Court Opinion

ID: 5433656
Source: CourtListenerOpinion
Date Created: 2022-01-08 17:49:53.589558+00
Date Added: 2024-06-11T08:31:44.131507
License: Public Domain

Field, J., after stating the facts of the ease, delivered the opinion of the Court—Terry, C. J., and Burnett, J., concurring.
The third section of the Insolvent Act requires the petitioner to give, in his schedule, “ the names of his creditors, if known and the twenty-fourth section restricts his release and discharge to debts and liabilities specified in the schedule. The requirements of the act must be strictly followed; a failure to comply with its provisions will deprive the petitioner of its benefit. (Cheever v. Hays, 3 Cal.; McAllister v.

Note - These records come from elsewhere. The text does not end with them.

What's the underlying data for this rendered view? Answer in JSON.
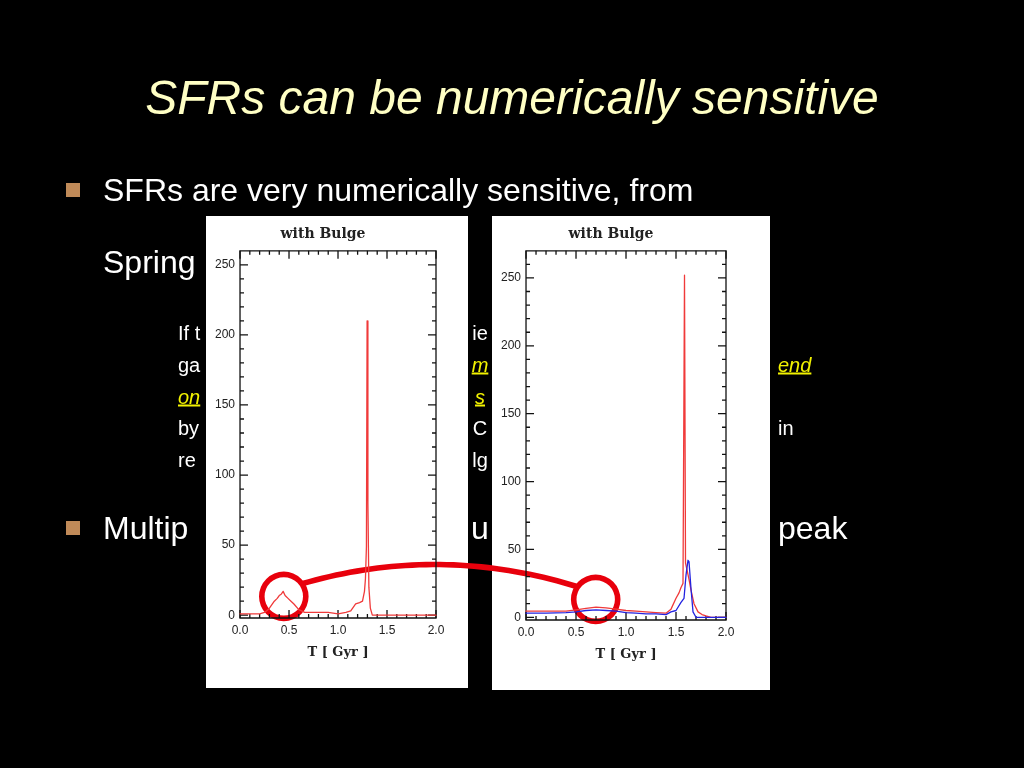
{
  "chart_data": [
    {
      "type": "other",
      "title": "SFRs can be numerically sensitive",
      "annotations": [
        "SFRs are very numerically sensitive, from",
        "Spring",
        "If t",
        "ie",
        "ga",
        "m",
        "end",
        "on",
        "s",
        "by",
        "C",
        "in",
        "re",
        "lg",
        "Multip",
        "u",
        "peak"
      ]
    },
    {
      "type": "line",
      "title": "with Bulge",
      "xlabel": "T [ Gyr ]",
      "xlim": [
        0,
        2
      ],
      "ylim": [
        -2,
        260
      ],
      "xticks": [
        {
          "value": 0,
          "label": "0.0"
        },
        {
          "value": 0.1,
          "label": null
        },
        {
          "value": 0.2,
          "label": null
        },
        {
          "value": 0.3,
          "label": null
        },
        {
          "value": 0.4,
          "label": null
        },
        {
          "value": 0.5,
          "label": "0.5"
        },
        {
          "value": 0.6,
          "label": null
        },
        {
          "value": 0.7,
          "label": null
        },
        {
          "value": 0.8,
          "label": null
        },
        {
          "value": 0.9,
          "label": null
        },
        {
          "value": 1,
          "label": "1.0"
        },
        {
          "value": 1.1,
          "label": null
        },
        {
          "value": 1.2,
          "label": null
        },
        {
          "value": 1.3,
          "label": null
        },
        {
          "value": 1.4,
          "label": null
        },
        {
          "value": 1.5,
          "label": "1.5"
        },
        {
          "value": 1.6,
          "label": null
        },
        {
          "value": 1.7,
          "label": null
        },
        {
          "value": 1.8,
          "label": null
        },
        {
          "value": 1.9,
          "label": null
        },
        {
          "value": 2,
          "label": "2.0"
        }
      ],
      "yticks": [
        0,
        {
          "value": 10,
          "label": null
        },
        {
          "value": 20,
          "label": null
        },
        {
          "value": 30,
          "label": null
        },
        {
          "value": 40,
          "label": null
        },
        50,
        {
          "value": 60,
          "label": null
        },
        {
          "value": 70,
          "label": null
        },
        {
          "value": 80,
          "label": null
        },
        {
          "value": 90,
          "label": null
        },
        100,
        {
          "value": 110,
          "label": null
        },
        {
          "value": 120,
          "label": null
        },
        {
          "value": 130,
          "label": null
        },
        {
          "value": 140,
          "label": null
        },
        150,
        {
          "value": 160,
          "label": null
        },
        {
          "value": 170,
          "label": null
        },
        {
          "value": 180,
          "label": null
        },
        {
          "value": 190,
          "label": null
        },
        200,
        {
          "value": 210,
          "label": null
        },
        {
          "value": 220,
          "label": null
        },
        {
          "value": 230,
          "label": null
        },
        {
          "value": 240,
          "label": null
        },
        250
      ],
      "series": [
        {
          "color": "#f03a3a",
          "x": [
            0,
            0.1,
            0.2,
            0.25,
            0.27,
            0.3,
            0.35,
            0.38,
            0.4,
            0.42,
            0.43,
            0.44,
            0.46,
            0.49,
            0.52,
            0.55,
            0.6,
            0.66,
            0.75,
            0.9,
            1.0,
            1.08,
            1.13,
            1.18,
            1.22,
            1.25,
            1.27,
            1.28,
            1.29,
            1.297,
            1.305,
            1.315,
            1.33,
            1.35,
            1.5,
            2.0
          ],
          "values": [
            1,
            1,
            1,
            2,
            3,
            5,
            10,
            12,
            14,
            15,
            16,
            17,
            14,
            12,
            10,
            8,
            4,
            2,
            2,
            2,
            1,
            2,
            3,
            8,
            9,
            10,
            17,
            26,
            49,
            210,
            80,
            20,
            5,
            0,
            0,
            0
          ]
        }
      ]
    },
    {
      "type": "line",
      "title": "with Bulge",
      "xlabel": "T [ Gyr ]",
      "xlim": [
        0,
        2
      ],
      "ylim": [
        -2,
        270
      ],
      "xticks": [
        {
          "value": 0,
          "label": "0.0"
        },
        {
          "value": 0.1,
          "label": null
        },
        {
          "value": 0.2,
          "label": null
        },
        {
          "value": 0.3,
          "label": null
        },
        {
          "value": 0.4,
          "label": null
        },
        {
          "value": 0.5,
          "label": "0.5"
        },
        {
          "value": 0.6,
          "label": null
        },
        {
          "value": 0.7,
          "label": null
        },
        {
          "value": 0.8,
          "label": null
        },
        {
          "value": 0.9,
          "label": null
        },
        {
          "value": 1,
          "label": "1.0"
        },
        {
          "value": 1.1,
          "label": null
        },
        {
          "value": 1.2,
          "label": null
        },
        {
          "value": 1.3,
          "label": null
        },
        {
          "value": 1.4,
          "label": null
        },
        {
          "value": 1.5,
          "label": "1.5"
        },
        {
          "value": 1.6,
          "label": null
        },
        {
          "value": 1.7,
          "label": null
        },
        {
          "value": 1.8,
          "label": null
        },
        {
          "value": 1.9,
          "label": null
        },
        {
          "value": 2,
          "label": "2.0"
        }
      ],
      "yticks": [
        0,
        {
          "value": 10,
          "label": null
        },
        {
          "value": 20,
          "label": null
        },
        {
          "value": 30,
          "label": null
        },
        {
          "value": 40,
          "label": null
        },
        50,
        {
          "value": 60,
          "label": null
        },
        {
          "value": 70,
          "label": null
        },
        {
          "value": 80,
          "label": null
        },
        {
          "value": 90,
          "label": null
        },
        100,
        {
          "value": 110,
          "label": null
        },
        {
          "value": 120,
          "label": null
        },
        {
          "value": 130,
          "label": null
        },
        {
          "value": 140,
          "label": null
        },
        150,
        {
          "value": 160,
          "label": null
        },
        {
          "value": 170,
          "label": null
        },
        {
          "value": 180,
          "label": null
        },
        {
          "value": 190,
          "label": null
        },
        200,
        {
          "value": 210,
          "label": null
        },
        {
          "value": 220,
          "label": null
        },
        {
          "value": 230,
          "label": null
        },
        {
          "value": 240,
          "label": null
        },
        250,
        {
          "value": 260,
          "label": null
        }
      ],
      "series": [
        {
          "color": "#f03a3a",
          "x": [
            0,
            0.2,
            0.4,
            0.5,
            0.6,
            0.7,
            0.8,
            0.9,
            1.0,
            1.1,
            1.2,
            1.3,
            1.4,
            1.45,
            1.5,
            1.53,
            1.55,
            1.57,
            1.585,
            1.595,
            1.61,
            1.63,
            1.65,
            1.68,
            1.72,
            1.76,
            1.8,
            1.85,
            2.0
          ],
          "values": [
            4.5,
            4.5,
            4.5,
            5.5,
            6.5,
            7.5,
            7,
            6,
            5,
            4.5,
            4,
            3.5,
            3,
            6,
            14,
            18,
            22,
            25,
            252,
            40,
            35,
            28,
            20,
            10,
            4,
            2,
            1,
            0,
            0
          ]
        },
        {
          "color": "#2323e0",
          "x": [
            0,
            0.2,
            0.4,
            0.5,
            0.6,
            0.7,
            0.8,
            0.9,
            1.0,
            1.1,
            1.2,
            1.3,
            1.4,
            1.45,
            1.5,
            1.55,
            1.58,
            1.6,
            1.62,
            1.63,
            1.65,
            1.67,
            1.7,
            2.0
          ],
          "values": [
            3,
            3,
            3.5,
            4,
            5,
            5.5,
            5,
            4.5,
            3.5,
            3,
            2.5,
            2.5,
            2,
            4,
            5,
            11,
            14,
            31,
            42,
            41,
            21,
            4,
            0,
            0
          ]
        }
      ]
    }
  ]
}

Strode et al., 7 Cal.) In the case at bar, the schedule does not give the name of the plaintiff as a creditor, nor does it state that the defendant was ignorant of the name of the owner of the notes. If the petitioner did not know the name of the owner, that circumstance should have been stated in his schedule. The absence of such state*479ment can not be obviated by proof at the trial. The creditor looks for information to the proceedings of the insolvent on file, and if, in the schedule, he finds his name omitted, or the debt to him so incorrectly described as to leave him in ignorance whether intended to be set forth at all, he ceases to interest himself in the proceedings, and, perhaps, to contest the petition. The knowledge or ignorance of the petitioner, in the absence from the schedule of all statement as to his knowledge of the owner of the notes, could not affect the right of the plaintiff to recover.
The instruction of the Court was correct, and the judgment is affirmed.